Oggi, in un’attività come quella di Evolution Travel  il Web rappresenta quel furgone che usavo io una volta, con la differenza che oggi trasposta i clienti da noi e sono loro a suonare il nostro campanello per chiederci di vendergli ciò che gli serve e mi viene da ridere quando sento che fra questi ci sarebbero dei perditempo!! In realtà penso che siamo noi, molte volte, a far perdere loro del tempo prezioso! Comunque, anche se il web e il telefono ti mettono al sicuro da pomodori e possibili pistolettate, c’è sempre in agguato la paura! Paura di essere rifiutati, di perdere tempo, di non essere all’altezza, ecc…!
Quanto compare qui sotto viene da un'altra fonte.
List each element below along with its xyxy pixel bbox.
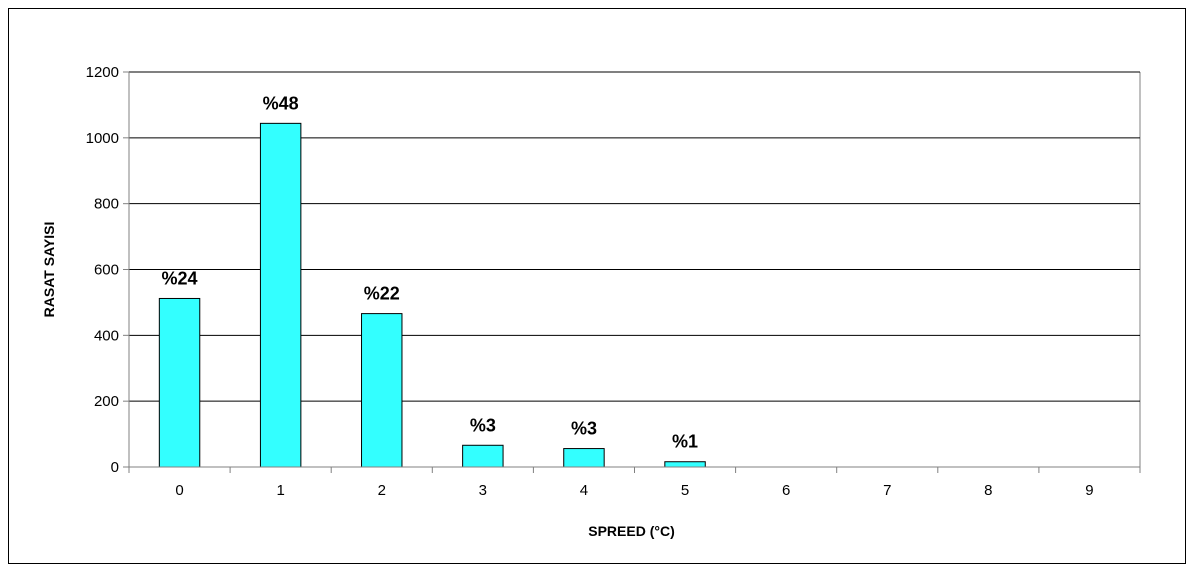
chart-frame: 0 200 400 600 800 1000 1200 0 1 2 3 4 5 6 7 8 9 %24 %48 %2… [8, 8, 1186, 564]
data-label: %3 [470, 415, 496, 435]
bar [158, 297, 201, 468]
y-tick-label: 800 [94, 196, 119, 213]
x-tick-label: 2 [378, 482, 386, 499]
x-tick-label: 4 [580, 482, 588, 499]
data-label: %48 [263, 93, 299, 113]
x-tick-label: 5 [681, 482, 689, 499]
y-tick-label: 1200 [86, 64, 119, 81]
x-tick-label: 8 [984, 482, 992, 499]
data-label: %3 [571, 419, 597, 439]
bar [563, 448, 605, 468]
axes: 0 200 400 600 800 1000 1200 0 1 2 3 4 5 6 7 8 9 [86, 64, 1141, 499]
data-label: %22 [364, 284, 400, 304]
x-tick-label: 0 [175, 482, 183, 499]
x-tick-label: 7 [883, 482, 891, 499]
x-axis-title: SPREED (°C) [588, 523, 675, 539]
y-tick-label: 200 [94, 393, 119, 410]
x-tick-label: 9 [1085, 482, 1093, 499]
data-label: %24 [162, 268, 198, 288]
bar [259, 122, 302, 468]
bar [664, 461, 706, 468]
bar [462, 444, 504, 468]
y-tick-label: 600 [94, 262, 119, 279]
bars [158, 122, 706, 468]
bar [361, 313, 403, 468]
x-tick-label: 6 [782, 482, 790, 499]
y-tick-label: 0 [111, 459, 119, 476]
y-axis-title: RASAT SAYISI [41, 222, 57, 318]
x-tick-label: 1 [276, 482, 284, 499]
y-tick-label: 400 [94, 327, 119, 344]
data-label: %1 [672, 432, 698, 452]
x-tick-label: 3 [479, 482, 487, 499]
y-tick-label: 1000 [86, 130, 119, 147]
data-labels: %24 %48 %22 %3 %3 %1 [162, 93, 699, 451]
Come si vince la paura? Nel modo più banale e semplice, talmente semplice da non essere preso nemmeno in considerazione, ossia con l’AZIONE!!! Alza quel braccio e afferra il telefono e digita il numero. E più velocemente lo si fa, senza pensarci, meno paura si prova, anzi più lo si fa, più diventa un’abitudine! Naturalmente vendere è l’unico lavoro al mondo in cui si è pagati per sentirsi dire NO la maggior parte del tempo! Bisogna essere preparati a questo!
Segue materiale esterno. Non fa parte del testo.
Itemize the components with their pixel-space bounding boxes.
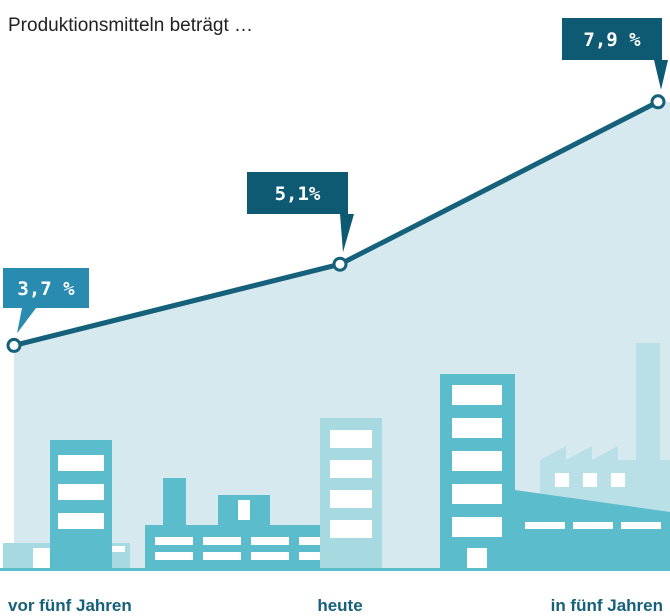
point (8, 339, 20, 351)
value-label: 7,9 % (583, 29, 641, 51)
point (334, 258, 346, 270)
x-tick-label: in fünf Jahren (551, 596, 663, 615)
chart: Produktionsmitteln beträgt … 3,7 % 5,1% 7,… (0, 0, 670, 616)
x-tick-label: vor fünf Jahren (8, 596, 132, 615)
x-tick-label: heute (317, 596, 362, 615)
point (652, 96, 664, 108)
value-label: 3,7 % (17, 278, 75, 300)
chart-title: Produktionsmitteln beträgt … (8, 15, 253, 36)
value-label: 5,1% (275, 183, 321, 205)
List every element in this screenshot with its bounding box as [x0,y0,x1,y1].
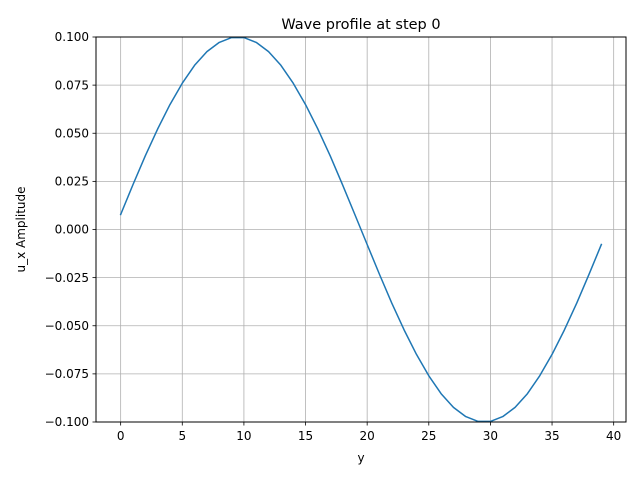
x-tick-label: 10 [236,429,251,443]
y-tick-label: 0.100 [55,30,89,44]
y-tick-label: −0.100 [45,415,89,429]
y-tick-label: 0.075 [55,78,89,92]
x-tick-label: 40 [606,429,621,443]
x-axis-label: y [357,451,364,465]
grid-lines [96,36,626,423]
y-tick-label: 0.000 [55,223,89,237]
x-tick-label: 0 [117,429,125,443]
y-tick-label: −0.050 [45,319,89,333]
y-axis-label: u_x Amplitude [14,186,28,272]
y-tick-label: 0.025 [55,175,89,189]
x-tick-label: 20 [360,429,375,443]
y-tick-label: −0.025 [45,271,89,285]
y-tick-label: −0.075 [45,367,89,381]
x-tick-label: 25 [421,429,436,443]
x-axis-ticks: 0 5 10 15 20 25 30 35 40 [117,422,621,443]
chart-title: Wave profile at step 0 [281,17,440,33]
series-group [119,36,603,423]
y-tick-label: 0.050 [55,126,89,140]
x-tick-label: 5 [178,429,186,443]
x-tick-label: 15 [298,429,313,443]
series-line [119,36,603,423]
y-axis-ticks: −0.100 −0.075 −0.050 −0.025 0.000 0.025 0.050 0… [45,30,96,429]
x-tick-label: 30 [483,429,498,443]
x-tick-label: 35 [544,429,559,443]
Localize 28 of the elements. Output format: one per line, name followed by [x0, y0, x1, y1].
Si, la chiave del successo è la preparazione, tu sei preparato? Se non ti senti sicuro, se non hai fiducia in te stesso, vuol dire che non sei preparato sufficientemente e allora PREPARATI per bene e AGISCI! Leggi libri sulla vendita, guardati dei videocorsi, frequenta chi sa già vendere e fai esattamente ciò che queste persone fanno!

E’ così semplice da non sembrare vero? E’ questo che stai pensando in questo momento? Fermati un attimo e pensaci bene, chi è che te lo sta dicendo? E’ forse la tua vocina interna? Eh eh eh..:) eh sì, è proprio lei e allora dalle anche tu due possibilità: “Cara vocina o te ne stai zitta e muta o mi dai una mano e mi aiuti ad aver coraggio”!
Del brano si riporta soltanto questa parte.